HP has announced it will lay off 9,000 employees over the next three years, trimming approximately 3 percent of its total workforce. At the same time, it will add 6,000 new jobs in global sales and delivery operations.
The company will take US$1 billion in charges, with half recorded in the current quarter and half by October 2013. It expects to realize between $500 million and $700 million a year in savings from the layoffs by fiscal year 2013.
The cuts follow a strong earnings report earlier this month for fiscal Q2 that beat analyst estimates and led HP to raise its forecast for the year.
HP has not provided much detail about which jobs have been lost or where — or precisely where the new jobs will be created. However, the data center assets it inherited through its acquisition of EDS in 2008 clearly play a role in the restructuring.
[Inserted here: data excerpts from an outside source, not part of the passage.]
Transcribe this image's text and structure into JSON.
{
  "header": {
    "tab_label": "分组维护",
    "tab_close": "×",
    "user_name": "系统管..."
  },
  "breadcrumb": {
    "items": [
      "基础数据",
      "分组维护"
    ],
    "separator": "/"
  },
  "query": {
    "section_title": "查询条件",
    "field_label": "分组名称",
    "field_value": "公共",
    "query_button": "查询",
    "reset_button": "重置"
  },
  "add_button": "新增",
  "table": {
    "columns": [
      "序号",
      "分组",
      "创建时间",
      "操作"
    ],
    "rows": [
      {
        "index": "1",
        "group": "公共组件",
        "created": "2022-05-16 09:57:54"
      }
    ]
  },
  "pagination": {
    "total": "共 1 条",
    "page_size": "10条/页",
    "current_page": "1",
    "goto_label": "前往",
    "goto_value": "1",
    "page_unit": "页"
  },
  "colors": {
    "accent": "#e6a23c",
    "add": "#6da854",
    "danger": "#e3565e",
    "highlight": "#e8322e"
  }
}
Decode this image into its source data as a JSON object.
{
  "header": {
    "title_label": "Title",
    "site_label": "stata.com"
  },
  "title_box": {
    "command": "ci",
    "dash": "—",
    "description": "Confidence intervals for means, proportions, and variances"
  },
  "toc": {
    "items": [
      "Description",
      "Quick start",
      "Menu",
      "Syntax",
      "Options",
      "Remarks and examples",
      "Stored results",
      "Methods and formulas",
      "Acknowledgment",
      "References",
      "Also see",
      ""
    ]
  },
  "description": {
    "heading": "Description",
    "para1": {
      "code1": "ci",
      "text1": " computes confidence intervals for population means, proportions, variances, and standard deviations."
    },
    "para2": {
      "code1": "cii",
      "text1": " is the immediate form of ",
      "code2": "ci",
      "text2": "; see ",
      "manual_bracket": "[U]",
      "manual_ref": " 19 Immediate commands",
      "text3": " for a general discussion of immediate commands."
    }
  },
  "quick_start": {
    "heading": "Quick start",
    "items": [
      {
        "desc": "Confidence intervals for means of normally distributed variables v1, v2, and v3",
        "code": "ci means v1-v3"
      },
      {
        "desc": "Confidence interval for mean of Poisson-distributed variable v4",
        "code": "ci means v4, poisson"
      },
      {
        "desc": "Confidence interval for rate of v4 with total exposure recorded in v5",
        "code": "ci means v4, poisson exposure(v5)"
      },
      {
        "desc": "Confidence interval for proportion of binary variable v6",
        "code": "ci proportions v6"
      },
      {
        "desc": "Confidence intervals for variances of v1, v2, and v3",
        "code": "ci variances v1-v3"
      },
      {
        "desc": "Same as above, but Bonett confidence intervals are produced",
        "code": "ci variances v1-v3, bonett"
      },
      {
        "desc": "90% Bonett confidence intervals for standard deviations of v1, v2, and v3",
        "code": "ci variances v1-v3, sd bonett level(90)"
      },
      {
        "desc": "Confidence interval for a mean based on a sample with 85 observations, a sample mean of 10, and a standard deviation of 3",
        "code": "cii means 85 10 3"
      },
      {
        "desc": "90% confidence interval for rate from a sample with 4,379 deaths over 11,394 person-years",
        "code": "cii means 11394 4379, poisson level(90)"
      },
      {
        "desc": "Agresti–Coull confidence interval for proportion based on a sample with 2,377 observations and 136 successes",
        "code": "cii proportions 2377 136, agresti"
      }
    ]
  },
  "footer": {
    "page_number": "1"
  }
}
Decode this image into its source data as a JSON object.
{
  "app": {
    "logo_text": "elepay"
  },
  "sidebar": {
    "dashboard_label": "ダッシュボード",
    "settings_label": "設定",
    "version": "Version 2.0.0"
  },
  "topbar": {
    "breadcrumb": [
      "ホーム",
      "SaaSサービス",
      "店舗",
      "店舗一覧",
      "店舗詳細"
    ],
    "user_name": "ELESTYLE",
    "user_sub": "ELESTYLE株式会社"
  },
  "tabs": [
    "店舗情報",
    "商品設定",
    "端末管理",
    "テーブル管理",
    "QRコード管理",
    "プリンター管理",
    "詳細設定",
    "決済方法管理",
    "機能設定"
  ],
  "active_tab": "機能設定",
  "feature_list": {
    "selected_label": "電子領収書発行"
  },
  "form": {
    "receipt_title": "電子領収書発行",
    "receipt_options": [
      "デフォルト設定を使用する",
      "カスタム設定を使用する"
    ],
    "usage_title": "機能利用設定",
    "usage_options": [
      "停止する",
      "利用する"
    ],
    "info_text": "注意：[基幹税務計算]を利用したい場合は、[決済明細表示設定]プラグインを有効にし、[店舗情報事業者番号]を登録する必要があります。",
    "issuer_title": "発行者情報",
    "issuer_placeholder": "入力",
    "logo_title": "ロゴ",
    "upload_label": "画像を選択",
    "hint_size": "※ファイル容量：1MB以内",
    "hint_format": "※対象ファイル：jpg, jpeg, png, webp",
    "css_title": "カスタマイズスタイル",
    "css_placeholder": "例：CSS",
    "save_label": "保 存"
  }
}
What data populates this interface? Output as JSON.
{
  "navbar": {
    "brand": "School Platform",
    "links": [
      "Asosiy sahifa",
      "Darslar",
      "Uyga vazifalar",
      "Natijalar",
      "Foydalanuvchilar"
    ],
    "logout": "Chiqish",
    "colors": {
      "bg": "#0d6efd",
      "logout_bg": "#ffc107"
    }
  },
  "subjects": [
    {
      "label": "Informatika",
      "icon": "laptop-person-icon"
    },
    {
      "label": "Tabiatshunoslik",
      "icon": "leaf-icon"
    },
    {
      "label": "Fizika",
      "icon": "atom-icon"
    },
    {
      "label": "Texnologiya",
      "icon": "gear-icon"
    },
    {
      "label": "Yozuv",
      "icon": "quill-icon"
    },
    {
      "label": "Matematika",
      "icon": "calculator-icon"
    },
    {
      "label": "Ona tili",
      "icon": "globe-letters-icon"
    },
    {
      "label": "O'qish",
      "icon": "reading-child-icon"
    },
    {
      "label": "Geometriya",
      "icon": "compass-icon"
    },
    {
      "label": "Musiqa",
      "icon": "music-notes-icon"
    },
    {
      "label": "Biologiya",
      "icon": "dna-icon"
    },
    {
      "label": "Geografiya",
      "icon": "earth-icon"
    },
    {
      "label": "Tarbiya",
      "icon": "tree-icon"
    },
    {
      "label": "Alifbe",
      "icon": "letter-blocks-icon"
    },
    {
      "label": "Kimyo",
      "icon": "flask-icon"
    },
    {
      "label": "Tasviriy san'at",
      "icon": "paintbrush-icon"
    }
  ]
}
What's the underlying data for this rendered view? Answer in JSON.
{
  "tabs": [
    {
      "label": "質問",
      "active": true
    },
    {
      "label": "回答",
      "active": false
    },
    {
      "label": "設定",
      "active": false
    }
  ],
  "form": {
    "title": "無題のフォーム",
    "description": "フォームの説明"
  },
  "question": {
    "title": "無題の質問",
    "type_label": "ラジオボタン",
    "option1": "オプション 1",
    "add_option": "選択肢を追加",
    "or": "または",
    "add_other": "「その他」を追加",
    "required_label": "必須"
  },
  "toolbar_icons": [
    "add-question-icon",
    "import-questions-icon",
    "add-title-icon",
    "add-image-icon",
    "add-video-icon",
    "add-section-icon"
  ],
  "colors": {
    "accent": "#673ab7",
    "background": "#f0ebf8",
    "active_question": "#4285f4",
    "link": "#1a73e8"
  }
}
HP has said that it is automating many aspects of its data centers and management platforms, and that consolidation will allow it to make the job cuts.
“I would say this clearly qualifies as the next step in the EDS acquisition, although coming some 20 months after the acquisition you would have thought they would have identified the need for additional layoffs earlier in the process,” Charles King, principal with Pund-IT, told the E-Commerce Times.
“But EDS was a large enough acquisition for it to qualify as a work in progress,” he added.
When it first began its integration of EDS, HP announced it would lay off approximately 25,000 employees. The 3,000 net job losses announced Tuesday are in addition to that.
“HP has been investing in systems management software, which ultimately allows you to do more with fewer people,” Dan Olds, a principal with Gabriel Consulting, told the E-Commerce Times. “I think we might be seeing the effects of that here as well.”
The cuts will also give it the flexibility to expand further into such areas as private cloud infrastructure services and Desktop as a Service, HP said.
The company’s announcement is essentially a broad brush outline of its plans.
“The language is extremely opaque, but I think this is just an example of [CEO Mark] Hurd’s previous experience as a COO and his taking a close look at operational elements of a company and figuring out how those expenses can be radically lowered,” King said.
Leading in Layoffs
In general, HP has been building up its bona fides in tech services in order to better compete with IBM in this arena.
IBM currently leads in tech services, but HP is a close second, Laura DiDio, principal with ITIC, told the E-Commerce Times — “and that is where the margins are.”
However, the cumulative number of jobs HP has eliminated in the U.S. — not to mention this latest round coming on the heels of its better-than-expected earnings performance — is beginning to raise eyebrows, DiDio said.
“HP has probably laid off more workers than any other computer company of its size over the last 10 years,” she remarked, citing a cumulative 75,000 employees that have been let go.
Much of this has to do with HP’s fast-paced acquisition streak and the inevitable consolidation that follows, she acknowledged.
“But they give the same explanation each time — “some jobs are being cut and other created in order to let us offer a better mix of services” — and there is little transparency to see where exactly these new jobs are being created,” noted DiDio.
It is a safe bet to assume that many of the job are being outsourced overseas, she said. “It’s like a Bruce Springsteen song — these jobs are leaving and not coming back.”